Indu Subaiya, MD, MBA, co-founder and president, Catalyst @ Health 2.0; senior advisor, HIMSS, speaks with Sonia Millsom, chief commercial officer of Maven, the largest virtual clinic dedicated to women’s and family health. They discuss why her organization strives to provide holistic telehealth care and move beyond the “femtech” category of software, products and services focused on women’s health. Rather than remaining in this vertical classification, they aim to become a core element in the health of families and communities.
When asked about Maven’s mission and how it plays out in everyday life, Millsom begins the conversation with a compelling story. She discusses a telehealth patient named Maria, pregnant with her third child and facing gestational diabetes with the potential for preterm or stillbirth. This was a new and frightening experience for Maria. Her obstetrician referred her to a nutritionist—but her numbers continued to rise and so did her fear. Feeling on her own, she found help through 24/7 access to the telehealth platform. With a nutritionist, detailed information, and daily check-ins, her numbers went down. She also received mental health support for her anxiety over the situation. Ultimately, Maria credits much of her baby’s healthy delivery to help from this virtual clinic.
Millsom explains that women’s health resources have become fragmented, with no easy way to access them. It has created difficult clinical, financial and emotional journeys for women like Maria.

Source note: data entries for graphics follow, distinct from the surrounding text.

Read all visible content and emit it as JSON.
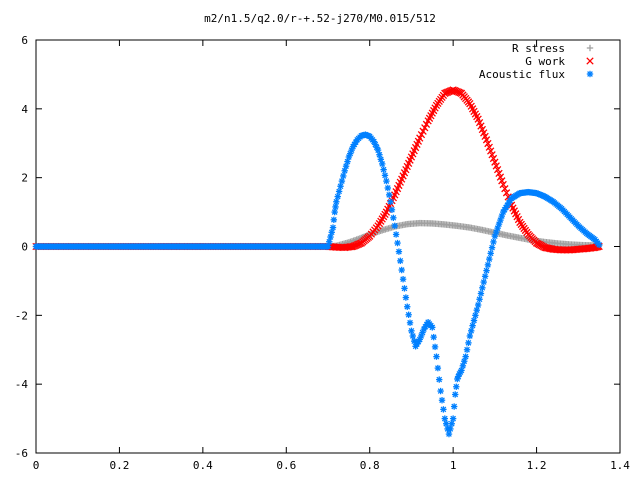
{
  "chart_data": {
    "type": "scatter",
    "title": "m2/n1.5/q2.0/r-+.52-j270/M0.015/512",
    "xlabel": "",
    "ylabel": "",
    "xlim": [
      0,
      1.4
    ],
    "ylim": [
      -6,
      6
    ],
    "xticks": [
      "0",
      "0.2",
      "0.4",
      "0.6",
      "0.8",
      "1",
      "1.2",
      "1.4"
    ],
    "yticks": [
      "-6",
      "-4",
      "-2",
      "0",
      "2",
      "4",
      "6"
    ],
    "grid": false,
    "legend_position": "top-right",
    "series": [
      {
        "name": "R stress",
        "marker": "plus",
        "color": "#a0a0a0",
        "x": [
          0.0,
          0.1,
          0.2,
          0.3,
          0.4,
          0.5,
          0.6,
          0.7,
          0.72,
          0.75,
          0.78,
          0.8,
          0.83,
          0.86,
          0.89,
          0.92,
          0.95,
          0.98,
          1.01,
          1.04,
          1.07,
          1.1,
          1.13,
          1.16,
          1.19,
          1.22,
          1.25,
          1.28,
          1.31,
          1.34,
          1.35
        ],
        "y": [
          0,
          0,
          0,
          0,
          0,
          0,
          0,
          0,
          0.02,
          0.12,
          0.25,
          0.35,
          0.47,
          0.58,
          0.65,
          0.68,
          0.67,
          0.64,
          0.6,
          0.55,
          0.48,
          0.4,
          0.32,
          0.25,
          0.18,
          0.13,
          0.09,
          0.06,
          0.04,
          0.03,
          0.03
        ]
      },
      {
        "name": "G work",
        "marker": "cross",
        "color": "#ff0000",
        "x": [
          0.0,
          0.1,
          0.2,
          0.3,
          0.4,
          0.5,
          0.6,
          0.7,
          0.72,
          0.74,
          0.76,
          0.78,
          0.8,
          0.82,
          0.84,
          0.86,
          0.88,
          0.9,
          0.92,
          0.94,
          0.96,
          0.98,
          1.0,
          1.02,
          1.04,
          1.06,
          1.08,
          1.1,
          1.12,
          1.14,
          1.16,
          1.18,
          1.2,
          1.22,
          1.24,
          1.26,
          1.28,
          1.3,
          1.32,
          1.34,
          1.35
        ],
        "y": [
          0,
          0,
          0,
          0,
          0,
          0,
          0,
          0,
          -0.02,
          -0.03,
          0.0,
          0.1,
          0.3,
          0.6,
          1.0,
          1.5,
          2.05,
          2.6,
          3.15,
          3.65,
          4.1,
          4.45,
          4.55,
          4.45,
          4.15,
          3.7,
          3.1,
          2.45,
          1.8,
          1.2,
          0.7,
          0.35,
          0.1,
          -0.03,
          -0.08,
          -0.1,
          -0.1,
          -0.08,
          -0.06,
          -0.03,
          0.0
        ]
      },
      {
        "name": "Acoustic flux",
        "marker": "star",
        "color": "#0080ff",
        "x": [
          0.0,
          0.1,
          0.2,
          0.3,
          0.4,
          0.5,
          0.6,
          0.7,
          0.712,
          0.716,
          0.72,
          0.73,
          0.74,
          0.75,
          0.76,
          0.77,
          0.78,
          0.79,
          0.8,
          0.81,
          0.82,
          0.83,
          0.84,
          0.85,
          0.86,
          0.87,
          0.88,
          0.89,
          0.9,
          0.91,
          0.92,
          0.93,
          0.94,
          0.95,
          0.96,
          0.97,
          0.98,
          0.99,
          1.0,
          1.005,
          1.01,
          1.015,
          1.02,
          1.03,
          1.04,
          1.06,
          1.08,
          1.1,
          1.12,
          1.14,
          1.16,
          1.18,
          1.2,
          1.22,
          1.24,
          1.26,
          1.28,
          1.3,
          1.32,
          1.34,
          1.35
        ],
        "y": [
          0,
          0,
          0,
          0,
          0,
          0,
          0,
          0,
          0.55,
          1.0,
          1.3,
          1.75,
          2.2,
          2.6,
          2.9,
          3.1,
          3.22,
          3.25,
          3.2,
          3.05,
          2.8,
          2.4,
          1.9,
          1.3,
          0.6,
          -0.15,
          -0.95,
          -1.75,
          -2.45,
          -2.9,
          -2.7,
          -2.4,
          -2.2,
          -2.35,
          -3.2,
          -4.2,
          -5.0,
          -5.45,
          -5.0,
          -4.3,
          -3.85,
          -3.7,
          -3.6,
          -3.2,
          -2.6,
          -1.7,
          -0.7,
          0.3,
          1.0,
          1.4,
          1.55,
          1.58,
          1.55,
          1.45,
          1.3,
          1.1,
          0.85,
          0.6,
          0.38,
          0.2,
          0.05
        ]
      }
    ]
  }
}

“We're trying to change the delivery system, really thinking about that beginning of life as a way to impact this, even gestational diabetes,” she explained. “The impact on nutrition and all those components, from a long-term perspective, including the way she eats and the way she may feed her children, can make an impact for generations.”
Maven has created a community of holistic telehealth care with multidisciplinary providers. Millsom shared her vision to go beyond “femtech” to move women’s healthcare from a niche to a core market, focusing on the broader health of a family from the beginning of life. Her roots as a child of immigrant parents from India gave her global view of public health. Her time in the Peace Corps also adds to her experience, but it is her role as a mother that gave her the personal connection to the topic. Millsom experienced multiple miscarriages, leading her to advocate for her own healthy pregnancies.
With a background in public and private health and investing, Millsom was excited to create a more comprehensive approach to care, “from the beginning of the journey all the way from preconception fertility, maternity and prenatal delivery to postpartum care, all the way through parenting and pediatrics to age 10,” she explained.
The conversation concludes with Millsom’s thoughts on new opportunities for collaboration and innovation, making local connections, leveraging remote patient monitoring, and creating greater convenience for patients and families, including vulnerable populations at the critical point of beginning of life.